On the final day of this brilliant conference, I heard keynote speeches from Kate Cain and David Saldana,
The format of the conference allows for groups of speakers to present their research or ideas for 20 minutes, clustered into themes. I went to a session like this on learning and memory. Here are some of the insights:
1. Carol Leather (University of Surrey) has found that good organisational planning is a factor for those adults with dyslexia who rate themselves as successful. This confirms the usefulness of intervention she frequently uses in workplace support.

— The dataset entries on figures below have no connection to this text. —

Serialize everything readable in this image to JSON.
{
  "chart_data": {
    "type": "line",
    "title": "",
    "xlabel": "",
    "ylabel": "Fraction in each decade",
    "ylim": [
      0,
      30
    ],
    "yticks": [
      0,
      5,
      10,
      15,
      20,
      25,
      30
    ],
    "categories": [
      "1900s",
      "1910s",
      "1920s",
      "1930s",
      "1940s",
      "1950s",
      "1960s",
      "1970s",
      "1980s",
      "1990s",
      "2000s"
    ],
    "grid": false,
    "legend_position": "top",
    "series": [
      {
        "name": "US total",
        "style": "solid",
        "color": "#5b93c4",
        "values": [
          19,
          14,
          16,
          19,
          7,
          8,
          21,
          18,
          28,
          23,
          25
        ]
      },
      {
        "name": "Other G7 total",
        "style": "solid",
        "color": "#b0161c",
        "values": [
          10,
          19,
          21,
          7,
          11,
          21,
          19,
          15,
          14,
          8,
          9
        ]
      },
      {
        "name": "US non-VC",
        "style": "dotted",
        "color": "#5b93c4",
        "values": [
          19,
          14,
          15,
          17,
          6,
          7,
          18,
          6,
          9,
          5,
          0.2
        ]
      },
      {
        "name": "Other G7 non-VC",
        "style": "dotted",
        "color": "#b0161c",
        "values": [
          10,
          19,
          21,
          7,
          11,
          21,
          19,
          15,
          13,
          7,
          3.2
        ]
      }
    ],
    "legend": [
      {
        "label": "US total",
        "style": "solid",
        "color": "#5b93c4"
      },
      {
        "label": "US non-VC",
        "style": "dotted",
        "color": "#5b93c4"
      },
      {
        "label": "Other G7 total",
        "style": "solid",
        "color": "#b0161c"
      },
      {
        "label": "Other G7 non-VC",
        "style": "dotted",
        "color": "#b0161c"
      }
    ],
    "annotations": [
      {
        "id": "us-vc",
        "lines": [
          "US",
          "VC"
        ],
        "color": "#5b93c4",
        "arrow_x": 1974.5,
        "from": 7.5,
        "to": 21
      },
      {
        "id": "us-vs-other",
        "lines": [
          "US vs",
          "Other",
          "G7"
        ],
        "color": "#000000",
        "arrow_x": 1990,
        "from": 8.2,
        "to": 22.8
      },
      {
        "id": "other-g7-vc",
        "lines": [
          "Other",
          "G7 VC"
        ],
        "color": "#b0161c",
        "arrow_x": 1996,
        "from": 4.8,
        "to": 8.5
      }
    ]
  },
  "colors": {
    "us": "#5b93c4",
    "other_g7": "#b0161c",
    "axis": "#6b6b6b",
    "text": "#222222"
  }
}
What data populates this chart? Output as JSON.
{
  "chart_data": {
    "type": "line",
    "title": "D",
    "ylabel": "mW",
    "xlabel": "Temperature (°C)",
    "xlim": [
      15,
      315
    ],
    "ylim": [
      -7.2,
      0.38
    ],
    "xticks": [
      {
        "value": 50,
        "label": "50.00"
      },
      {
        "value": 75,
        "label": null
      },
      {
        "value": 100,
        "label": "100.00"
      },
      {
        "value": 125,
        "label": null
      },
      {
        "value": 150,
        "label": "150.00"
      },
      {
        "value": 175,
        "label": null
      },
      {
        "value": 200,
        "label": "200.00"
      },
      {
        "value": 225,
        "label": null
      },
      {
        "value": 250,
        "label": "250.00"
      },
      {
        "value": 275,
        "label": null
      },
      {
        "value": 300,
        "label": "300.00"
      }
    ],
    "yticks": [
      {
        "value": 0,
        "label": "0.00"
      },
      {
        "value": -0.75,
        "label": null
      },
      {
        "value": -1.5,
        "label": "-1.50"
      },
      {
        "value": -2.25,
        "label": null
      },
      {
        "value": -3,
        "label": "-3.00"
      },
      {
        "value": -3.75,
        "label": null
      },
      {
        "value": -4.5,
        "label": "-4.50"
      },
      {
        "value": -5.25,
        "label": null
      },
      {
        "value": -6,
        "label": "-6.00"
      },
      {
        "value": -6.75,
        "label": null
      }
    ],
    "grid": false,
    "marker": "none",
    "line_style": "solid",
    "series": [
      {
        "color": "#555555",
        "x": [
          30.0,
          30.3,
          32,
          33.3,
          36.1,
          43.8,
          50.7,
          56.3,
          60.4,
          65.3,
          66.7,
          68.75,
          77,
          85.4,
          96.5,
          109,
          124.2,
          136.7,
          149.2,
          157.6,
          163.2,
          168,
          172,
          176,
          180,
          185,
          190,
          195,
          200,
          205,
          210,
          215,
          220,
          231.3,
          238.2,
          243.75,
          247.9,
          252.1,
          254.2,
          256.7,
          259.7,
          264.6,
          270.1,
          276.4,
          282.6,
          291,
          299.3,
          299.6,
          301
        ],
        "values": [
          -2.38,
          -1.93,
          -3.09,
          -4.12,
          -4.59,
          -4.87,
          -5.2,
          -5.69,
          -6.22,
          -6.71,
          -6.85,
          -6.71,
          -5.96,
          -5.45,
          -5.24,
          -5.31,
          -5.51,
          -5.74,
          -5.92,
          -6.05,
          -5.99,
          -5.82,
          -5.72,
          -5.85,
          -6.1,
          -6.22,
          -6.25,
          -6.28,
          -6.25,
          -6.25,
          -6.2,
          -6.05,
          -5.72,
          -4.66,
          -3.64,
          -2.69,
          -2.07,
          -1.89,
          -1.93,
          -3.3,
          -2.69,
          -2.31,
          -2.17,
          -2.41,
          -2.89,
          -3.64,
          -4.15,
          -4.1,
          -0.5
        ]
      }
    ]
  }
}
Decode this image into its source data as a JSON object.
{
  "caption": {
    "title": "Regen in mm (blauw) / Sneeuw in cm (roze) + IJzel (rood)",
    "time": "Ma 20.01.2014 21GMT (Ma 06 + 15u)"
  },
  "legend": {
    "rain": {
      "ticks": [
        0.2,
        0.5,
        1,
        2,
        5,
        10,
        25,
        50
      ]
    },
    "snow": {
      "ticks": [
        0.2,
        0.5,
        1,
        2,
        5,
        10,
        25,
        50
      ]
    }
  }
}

2. Elpis Pavlidou (University of Edinburgh) is interested in why dyslexic children don’t become fluent and automatic in their learning. She thinks it is something to do with them not being good at the implicit abstraction in some tasks. She makes a good case for ensuring that learning is more active and explicit. However, her research results are based on the rather artificial measure of differences in reaction time to the different stimuli she presented. I am always really wary of drawing real-life conclusions from this sort of research, though Elpis’s presentation was very engaging and a good example of active learning!
3. Maaike Loncke (Ghent University) introduced the rather complex concept of Hebb learning (where you repeat a stimulus item deliberately within a longer sequence of things to be learned and see if the learner notices). Her idea is that this ability to notice recurring things within a sequence is impaired in dyslexia… Not quite convinced that this experiment told me anything that I didn’t already know.
4. Sebastian Aravena (University of Amsterdam) made a really interesting proposition that if you include a piece of learning within a diagnostic assessment it tells you more about the learner and predicts their later performance. Haven’t we always said that observing adults over a longer period of time and in context enhances and refines our diagnosis? However, his idea of learning was a computer game involving grapheme/phoneme matching, which I am not sure we would find that interesting with adults. I guess it would be a little like taking the elements of the CTOPP, training them in some of the component skills and then seeing if this had an effect on a later reading score… I think there is a danger of teaching to the test if you narrow the learning down to something so precise, so lets stick to what we do!
5. David Grant, who has has written books about dyslexia and creativity, and sounds very much into the positive side of dyslexia, rather ran out of time in his talk on whether dyslexic learners are visual thinkers, so I am not able to evaluate how his ideas compare with Ross Cooper’s.
That is it from the conference. I hope you have enjoyed reading some of my thoughts on what I learned!